Cheap Imports, Expensive Consequences

A story about food, homes, and the quiet war nobody voted for
By the time Tom locked the dairy gate for the last time, the sun was just coming up. Same light as always. Same cows watching him. Different ending.
His family had worked that land for three generations. Every cow had a name. Every fence post had a story. But stories don’t pay bills when the price of milk is driven down to the last miserable cent while costs climb like ivy up a brick wall.
Tom didn’t lose the farm because he was bad at farming.
He lost it because the system decided he wasn’t efficient.
How the Game Was Rigged
Years earlier, far from Tom’s paddock, the rules were rewritten in glass towers by people who’ve never stepped in mud. Capital pooled. Ownership concentrated.

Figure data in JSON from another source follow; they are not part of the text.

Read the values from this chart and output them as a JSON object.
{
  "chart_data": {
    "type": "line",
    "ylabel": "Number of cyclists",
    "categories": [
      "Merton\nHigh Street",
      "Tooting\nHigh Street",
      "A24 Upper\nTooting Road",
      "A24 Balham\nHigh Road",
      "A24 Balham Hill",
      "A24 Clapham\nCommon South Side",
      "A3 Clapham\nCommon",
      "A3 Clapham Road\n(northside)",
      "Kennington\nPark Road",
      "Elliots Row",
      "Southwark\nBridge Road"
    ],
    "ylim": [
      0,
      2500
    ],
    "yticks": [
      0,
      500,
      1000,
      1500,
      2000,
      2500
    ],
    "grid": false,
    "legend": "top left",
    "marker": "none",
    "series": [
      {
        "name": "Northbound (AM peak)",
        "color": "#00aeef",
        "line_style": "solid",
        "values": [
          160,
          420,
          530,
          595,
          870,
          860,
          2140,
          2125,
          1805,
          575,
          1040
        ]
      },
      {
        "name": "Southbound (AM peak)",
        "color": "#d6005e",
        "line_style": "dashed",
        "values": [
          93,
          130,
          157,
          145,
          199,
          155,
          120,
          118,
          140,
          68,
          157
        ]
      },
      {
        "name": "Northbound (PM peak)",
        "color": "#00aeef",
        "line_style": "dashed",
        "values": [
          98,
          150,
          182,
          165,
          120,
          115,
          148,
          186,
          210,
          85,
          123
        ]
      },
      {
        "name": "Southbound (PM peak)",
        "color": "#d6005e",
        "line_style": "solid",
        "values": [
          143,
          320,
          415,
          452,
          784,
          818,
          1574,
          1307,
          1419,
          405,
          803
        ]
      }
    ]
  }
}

Supply chains stretched halfway across the planet. Asset managers like BlackRock and Vanguard didn’t need to hate farmers. Indifference works just as well. They funded the giants. The giants squeezed the suppliers. Supermarket duopolies like Coles and Woolworths leaned on farmers to cut prices again. And again. And again. When locals couldn’t meet the numbers, cheaper imports filled the shelves ~ food grown under standards that would never pass inspection here. Same label. Lower cost. Different rules.
The Slow Death of “Paddock to Plate”
Tom’s neighbour, Sarah, raised beef. Proper paddock-to-plate. Minimal stress. Local processing. Full traceability. Until the local abattoir shut. Bought out. “Restructured.” Capacity shifted.
The nearest facility now sat hundreds of kilometres away, owned by a multinational processor like JBS. Fuel costs exploded. Transport stress rose. Margins vanished.
Sarah sold half her herd. Then the rest. Not because consumers didn’t want local meat ~ but because the chokepoints had been captured.
The Illusion of Choice
People said, “Just shop independent.” But even that door was closing. The friendly local grocer with different signage? IGA. The wholesaler behind it? Metcash. Follow the money far enough and you end up back at the same pools of capital.
Different logos. Same gravity.
When Farms Die, Countries Follow
Nobody held a press conference when Tom’s farm closed. No emergency session of parliament. Just another “business decision.” But farms aren’t widgets. Once they’re gone, they’re gone. No food security means no national security. Not someday. Immediately.
A country that can’t feed itself is one shipping delay, one geopolitical hiccup, one trade dispute away from panic.
Meanwhile, the Same Thing Happened to Houses
In town, Tom’s kids couldn’t afford to buy. Homes had become assets first, shelter second. Institutional buyers outbid families. Rentals tightened. Prices climbed. Wages lagged. The younger generation wasn’t lazy ~ they were competing with spreadsheets. More people arrived. Demand rose. Politicians smiled. Conglomerates profited.
More mouths. More rent. More consumption. More control.